This is me reviewing the films I've seen at this year's NewFest LGBTQ Film Festival. Click here for my other reviews of the festival.
As I mentioned yesterday, we're getting down to the wire and it's a bit of a race to get in a few more screenings before the end of the festival which explains why I ended up seeing four full-length films plus a webseries. Apologies in advance for the slightly shorter reviews.
DRY WIND (dir. Daniel Nolasco)
This movie is for everyone who yearned for the Tom of Finland aesthetics which they didn't get from that 2017 Tom of Finland movie. It's hot, a little disturbing, and a lot sexy. The neon-tinged look and feel of the film perfectly complement the often sensual, sometimes haunting images of gay fantasia brought to life here. Its decision to center the film on a regular factory worker whose spectrum of emotions (lust, ecstacy, longing, jealousy, fear, regret) we latch on to is quite well-done. But while the movie's style speaks for itself, DRY WIND comes up short trying to wrap it all up at the end. Technically it ends in a sort of a happy ending, but the journey to get there is muddier than expected.
GOSSAMER FOLDS (dir. Lisa Donato)
Beautifully told with a couple of breakthrough performances and a kicker of an ending, this film is so full of heart, it's impossible not to love. When precocious, dictionary-loving 10-year-old Tate is relocated by his parents to the suburbs, he starts an unlikely friendship with next-door neighbor and bigger-than-life Gossamer who is confident in the decisions she has made and in the dreams she wants to achieve. Jackson Robert Scott and Alexandra Grey, as Tate and Gossamer respectively, absolutely crackle on the screen as they both grapple, apart and together, a world that is increasingly hostile to what they imagine their life should be. GOSSAMER FOLDS is an excellent addition to the well-worn "unlikely friendship from two different worlds" film genre like this year's acclaimed Driveways. I cried at the end.
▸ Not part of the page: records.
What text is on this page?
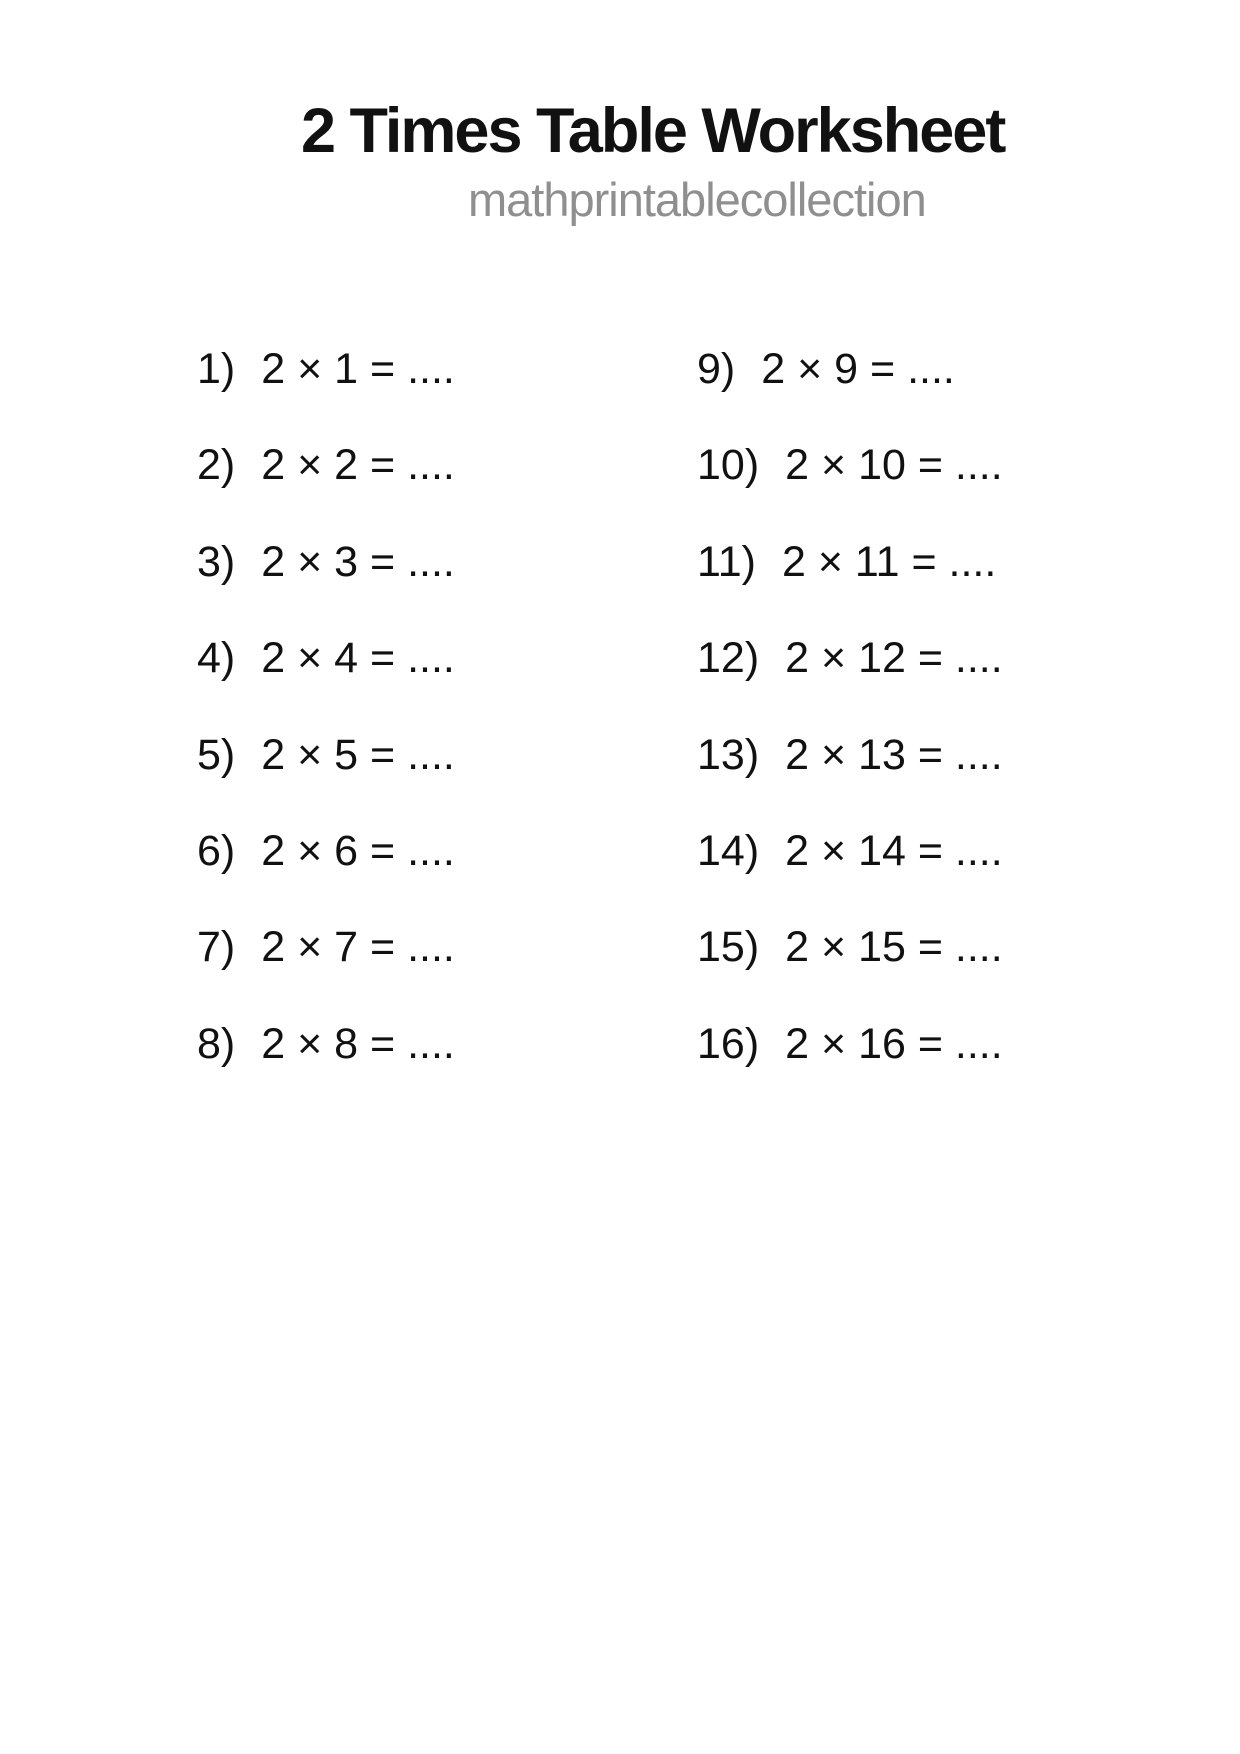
2 Times Table Worksheet
mathprintablecollection
1) 2 × 1 = ....
2) 2 × 2 = ....
3) 2 × 3 = ....
4) 2 × 4 = ....
5) 2 × 5 = ....
6) 2 × 6 = ....
7) 2 × 7 = ....
8) 2 × 8 = ....
9) 2 × 9 = ....
10) 2 × 10 = ....
11) 2 × 11 = ....
12) 2 × 12 = ....
13) 2 × 13 = ....
14) 2 × 14 = ....
15) 2 × 15 = ....
16) 2 × 16 = ....
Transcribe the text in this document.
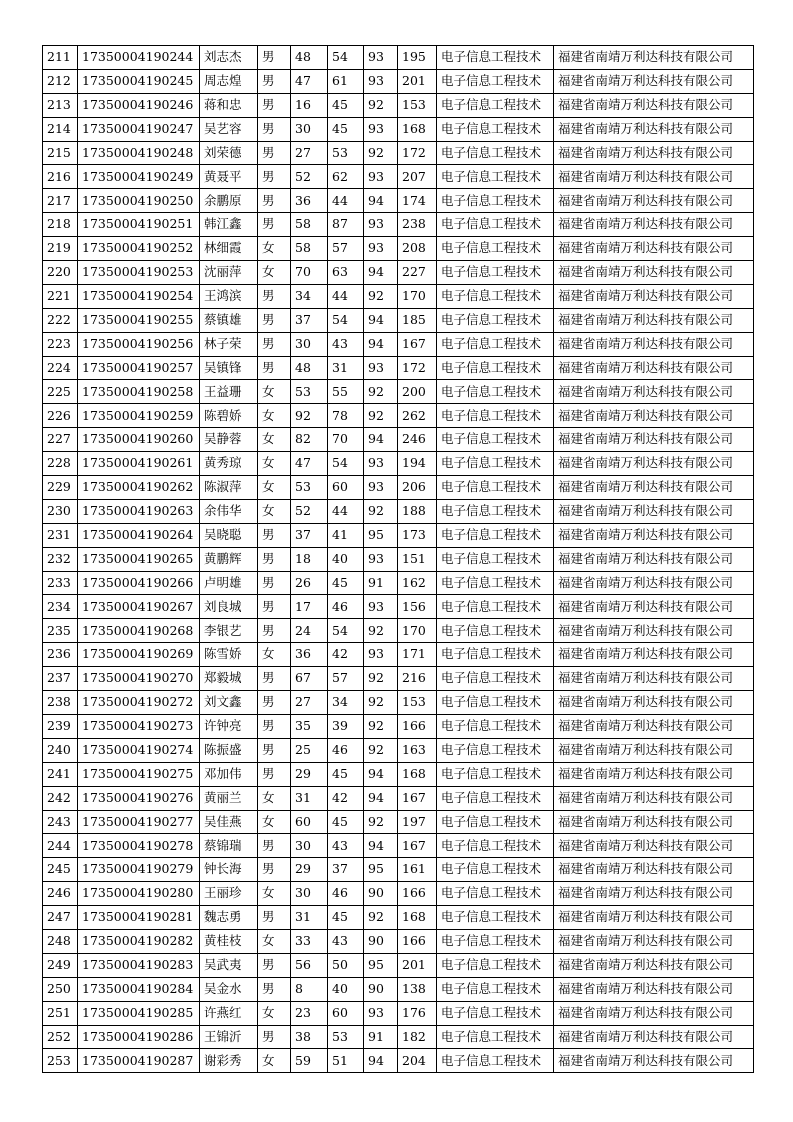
211	17350004190244	刘志杰	男	48	54	93	195	电子信息工程技术	福建省南靖万利达科技有限公司
212	17350004190245	周志煌	男	47	61	93	201	电子信息工程技术	福建省南靖万利达科技有限公司
213	17350004190246	蒋和忠	男	16	45	92	153	电子信息工程技术	福建省南靖万利达科技有限公司
214	17350004190247	吴艺容	男	30	45	93	168	电子信息工程技术	福建省南靖万利达科技有限公司
215	17350004190248	刘荣德	男	27	53	92	172	电子信息工程技术	福建省南靖万利达科技有限公司
216	17350004190249	黄聂平	男	52	62	93	207	电子信息工程技术	福建省南靖万利达科技有限公司
217	17350004190250	余鹏原	男	36	44	94	174	电子信息工程技术	福建省南靖万利达科技有限公司
218	17350004190251	韩江鑫	男	58	87	93	238	电子信息工程技术	福建省南靖万利达科技有限公司
219	17350004190252	林细霞	女	58	57	93	208	电子信息工程技术	福建省南靖万利达科技有限公司
220	17350004190253	沈丽萍	女	70	63	94	227	电子信息工程技术	福建省南靖万利达科技有限公司
221	17350004190254	王鸿滨	男	34	44	92	170	电子信息工程技术	福建省南靖万利达科技有限公司
222	17350004190255	蔡镇雄	男	37	54	94	185	电子信息工程技术	福建省南靖万利达科技有限公司
223	17350004190256	林子荣	男	30	43	94	167	电子信息工程技术	福建省南靖万利达科技有限公司
224	17350004190257	吴镇锋	男	48	31	93	172	电子信息工程技术	福建省南靖万利达科技有限公司
225	17350004190258	王益珊	女	53	55	92	200	电子信息工程技术	福建省南靖万利达科技有限公司
226	17350004190259	陈碧娇	女	92	78	92	262	电子信息工程技术	福建省南靖万利达科技有限公司
227	17350004190260	吴静蓉	女	82	70	94	246	电子信息工程技术	福建省南靖万利达科技有限公司
228	17350004190261	黄秀琼	女	47	54	93	194	电子信息工程技术	福建省南靖万利达科技有限公司
229	17350004190262	陈淑萍	女	53	60	93	206	电子信息工程技术	福建省南靖万利达科技有限公司
230	17350004190263	余伟华	女	52	44	92	188	电子信息工程技术	福建省南靖万利达科技有限公司
231	17350004190264	吴晓聪	男	37	41	95	173	电子信息工程技术	福建省南靖万利达科技有限公司
232	17350004190265	黄鹏辉	男	18	40	93	151	电子信息工程技术	福建省南靖万利达科技有限公司
233	17350004190266	卢明雄	男	26	45	91	162	电子信息工程技术	福建省南靖万利达科技有限公司
234	17350004190267	刘良城	男	17	46	93	156	电子信息工程技术	福建省南靖万利达科技有限公司
235	17350004190268	李银艺	男	24	54	92	170	电子信息工程技术	福建省南靖万利达科技有限公司
236	17350004190269	陈雪娇	女	36	42	93	171	电子信息工程技术	福建省南靖万利达科技有限公司
237	17350004190270	郑毅城	男	67	57	92	216	电子信息工程技术	福建省南靖万利达科技有限公司
238	17350004190272	刘文鑫	男	27	34	92	153	电子信息工程技术	福建省南靖万利达科技有限公司
239	17350004190273	许钟亮	男	35	39	92	166	电子信息工程技术	福建省南靖万利达科技有限公司
240	17350004190274	陈振盛	男	25	46	92	163	电子信息工程技术	福建省南靖万利达科技有限公司
241	17350004190275	邓加伟	男	29	45	94	168	电子信息工程技术	福建省南靖万利达科技有限公司
242	17350004190276	黄丽兰	女	31	42	94	167	电子信息工程技术	福建省南靖万利达科技有限公司
243	17350004190277	吴佳燕	女	60	45	92	197	电子信息工程技术	福建省南靖万利达科技有限公司
244	17350004190278	蔡锦瑞	男	30	43	94	167	电子信息工程技术	福建省南靖万利达科技有限公司
245	17350004190279	钟长海	男	29	37	95	161	电子信息工程技术	福建省南靖万利达科技有限公司
246	17350004190280	王丽珍	女	30	46	90	166	电子信息工程技术	福建省南靖万利达科技有限公司
247	17350004190281	魏志勇	男	31	45	92	168	电子信息工程技术	福建省南靖万利达科技有限公司
248	17350004190282	黄桂枝	女	33	43	90	166	电子信息工程技术	福建省南靖万利达科技有限公司
249	17350004190283	吴武夷	男	56	50	95	201	电子信息工程技术	福建省南靖万利达科技有限公司
250	17350004190284	吴金水	男	8	40	90	138	电子信息工程技术	福建省南靖万利达科技有限公司
251	17350004190285	许燕红	女	23	60	93	176	电子信息工程技术	福建省南靖万利达科技有限公司
252	17350004190286	王锦沂	男	38	53	91	182	电子信息工程技术	福建省南靖万利达科技有限公司
253	17350004190287	谢彩秀	女	59	51	94	204	电子信息工程技术	福建省南靖万利达科技有限公司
THE OBITUARY OF TUNDE JOHNSON (dir. Ali LeRoi)
I'm a big fan of time-loop films and often intrigue to see how filmmakers put their own twist on this category of movies. In THE OBITUARY OF TUNDE JOHNSON, writer Stanley Kalu mines the tragic reality of Black people experiencing police brutality as we see the titular character of Tunde, played by the excellent Steven Silver, die over and over again by cops only to wake up anew to repeat the day. It's not an easy watch and the repetition doesn't make it any easier. In fact, as Tunde repeats his day, things don't repeat in the same manner as in many time-loop situations. A handful of things are generally constant like him coming out to his parents, spending time with his closeted jock boyfriend, and dealing with his best friend, but they all never progress exactly the same each time. That's where the movie falls apart a bit as the time-loop aspect isn't given enough structure and logic for it to have narrative weight or cohesion especially by the film's choice for how it ends. Still, I admire it for doing something different and doing so it with such a tricky, but timely and powerful subject matter.
KELET (dir. Susani Mahadura)
Kelet is a Somali-born trans woman who now lives in Finland trying to make it as a model. Through her own words and reflections of her life and her choices, we get an intimate glimpse into the amazing strength she has to come out as trans, cut ties with non-supportive family, move to a new country, and gain more traction as model. This inviting documentary is disarming in the quiet vulnerability and searing honesty of its subject matter. Looking forward for the rest of her journey.
DINETTE (dir. Shaina Feinberg)
This is a webseries about a group of women connected by a local restaurant where they hang out as a safe space and the trials and laughs they go through to hold on to it for as long as they can. The characters are delightful and most of the dialogue are just hysterical, but even at less than an hour total, this 6-episode series weirdly feels like it didn't have enough story to tell. If there's a new season, I hope they work on the plotting a bit more, because the cast is aces.
I likely won't be able to see anything tomorrow, but after that there's two more days. Already freaking out about which final movies to see!